Skin preparation, Hand washing and Hygiene requirements:

  • Whenever it is necessary to shave the skin, a new disposable razor must be used for each client.
  • The skin area subject to a body art procedure must be thoroughly cleaned with soap and water, rinsed thoroughly, and swabbed with an antiseptic solution. Only single use towels or wipes shall be used in the skin cleaning process.
  • No tattooing shall be performed on any area of the skin where there is an evident infection, irritation, or open wound.
  • Disposable gloves shall be worn during all skin preparation and tattooing procedures and must be changed if they become damaged; come in contact with any non-clean surface or objects; or come in contact with a third person.
  • At a minimum, gloves shall be discarded after the completion of a procedure on a client.
  • Hands and wrists must be washed before putting on a clean pair of gloves and after removing a pair of gloves.
  • Gloves shall not be reused.

Proper handling and disposal of needles, other sharp instruments, blood, other body fluids, and contaminated products must follow the Occupational Exposure to Bloodborne Pathogens standard.  Basically, these are the same procedures used in existing clinics.
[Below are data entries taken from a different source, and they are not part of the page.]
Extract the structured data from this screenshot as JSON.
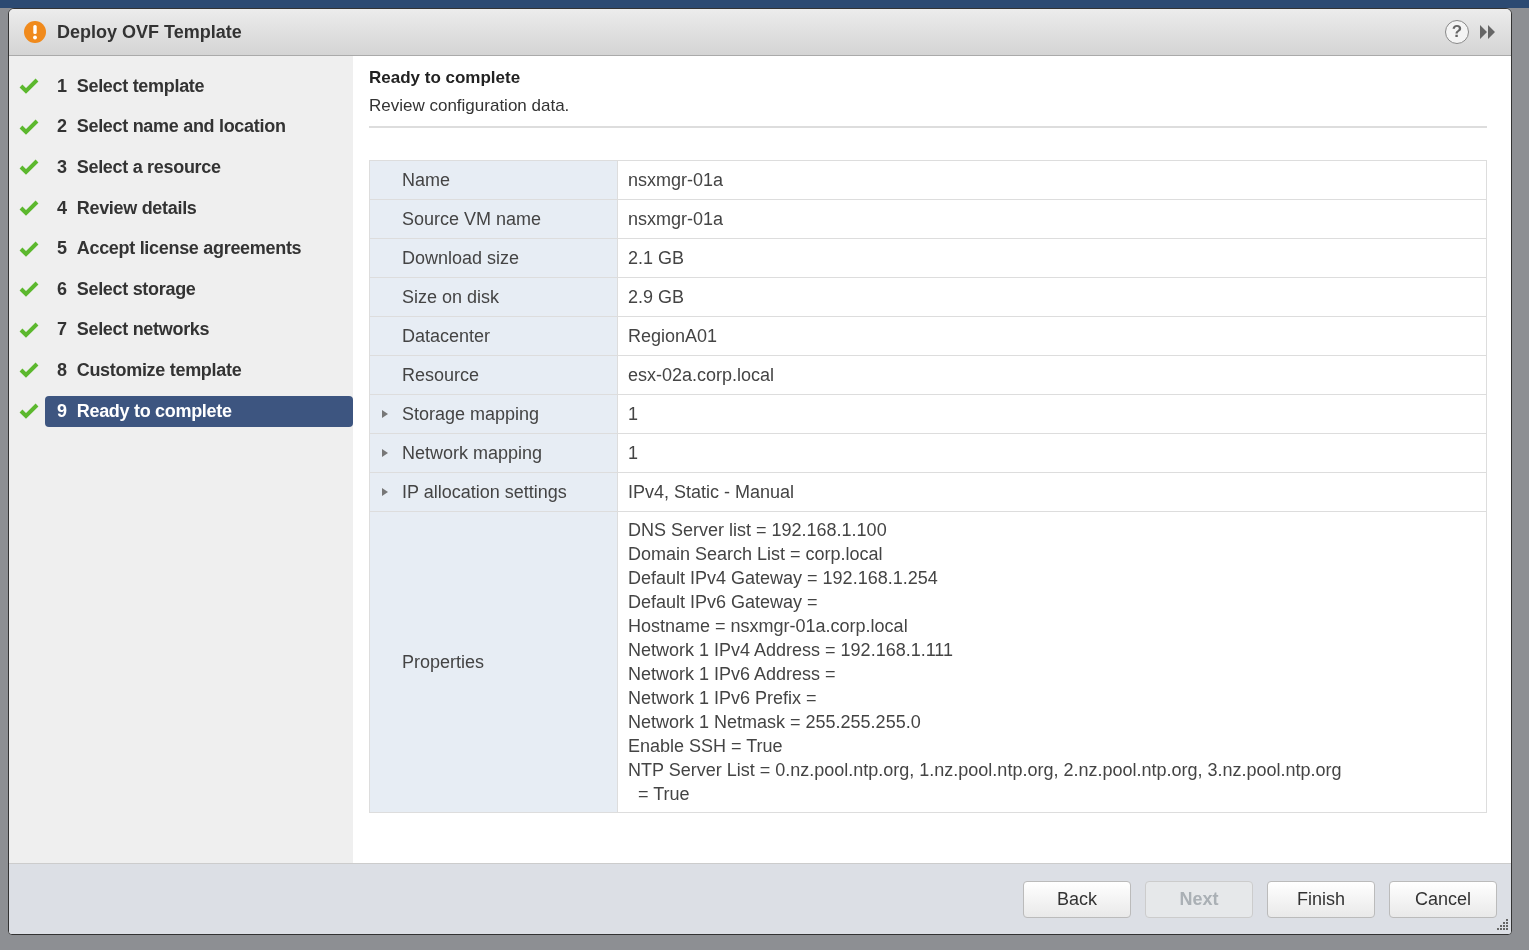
{
  "window": {
    "title": "Deploy OVF Template",
    "help": "?"
  },
  "steps": [
    {
      "number": "1",
      "label": "Select template",
      "completed": true,
      "selected": false
    },
    {
      "number": "2",
      "label": "Select name and location",
      "completed": true,
      "selected": false
    },
    {
      "number": "3",
      "label": "Select a resource",
      "completed": true,
      "selected": false
    },
    {
      "number": "4",
      "label": "Review details",
      "completed": true,
      "selected": false
    },
    {
      "number": "5",
      "label": "Accept license agreements",
      "completed": true,
      "selected": false
    },
    {
      "number": "6",
      "label": "Select storage",
      "completed": true,
      "selected": false
    },
    {
      "number": "7",
      "label": "Select networks",
      "completed": true,
      "selected": false
    },
    {
      "number": "8",
      "label": "Customize template",
      "completed": true,
      "selected": false
    },
    {
      "number": "9",
      "label": "Ready to complete",
      "completed": true,
      "selected": true
    }
  ],
  "page": {
    "title": "Ready to complete",
    "subtitle": "Review configuration data."
  },
  "table": {
    "rows": [
      {
        "kind": "text",
        "label": "Name",
        "expandable": false,
        "value": "nsxmgr-01a"
      },
      {
        "kind": "text",
        "label": "Source VM name",
        "expandable": false,
        "value": "nsxmgr-01a"
      },
      {
        "kind": "text",
        "label": "Download size",
        "expandable": false,
        "value": "2.1 GB"
      },
      {
        "kind": "text",
        "label": "Size on disk",
        "expandable": false,
        "value": "2.9 GB"
      },
      {
        "kind": "text",
        "label": "Datacenter",
        "expandable": false,
        "value": "RegionA01"
      },
      {
        "kind": "text",
        "label": "Resource",
        "expandable": false,
        "value": "esx-02a.corp.local"
      },
      {
        "kind": "text",
        "label": "Storage mapping",
        "expandable": true,
        "value": "1"
      },
      {
        "kind": "text",
        "label": "Network mapping",
        "expandable": true,
        "value": "1"
      },
      {
        "kind": "text",
        "label": "IP allocation settings",
        "expandable": true,
        "value": "IPv4, Static - Manual"
      },
      {
        "kind": "lines",
        "label": "Properties",
        "expandable": false,
        "lines": [
          "DNS Server list = 192.168.1.100",
          "Domain Search List = corp.local",
          "Default IPv4 Gateway = 192.168.1.254",
          "Default IPv6 Gateway =",
          "Hostname = nsxmgr-01a.corp.local",
          "Network 1 IPv4 Address = 192.168.1.111",
          "Network 1 IPv6 Address =",
          "Network 1 IPv6 Prefix =",
          "Network 1 Netmask = 255.255.255.0",
          "Enable SSH = True",
          "NTP Server List = 0.nz.pool.ntp.org, 1.nz.pool.ntp.org, 2.nz.pool.ntp.org, 3.nz.pool.ntp.org",
          "  = True"
        ]
      }
    ]
  },
  "buttons": [
    {
      "label": "Back",
      "disabled": false
    },
    {
      "label": "Next",
      "disabled": true
    },
    {
      "label": "Finish",
      "disabled": false
    },
    {
      "label": "Cancel",
      "disabled": false
    }
  ]
}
  • Contaminated waste that may release liquid blood or body fluids when compressed or that may release dried blood or body fluids when handled, must be placed in an approved "red" bag that is marked with the international biohazard symbol.
  • Contaminated waste that does not release liquid blood or body fluids when compressed or handled may be placed in a covered receptacle and disposed of through normal, approved disposal methods.
  • Sharps ready for disposal shall be disposed of in an approved sharps container.

Establishment of a tattoo facility inside the walls is neither difficult nor costly and Infection Control Policies and procedures are virtually identical to those applied to any clinic or medical receiving area.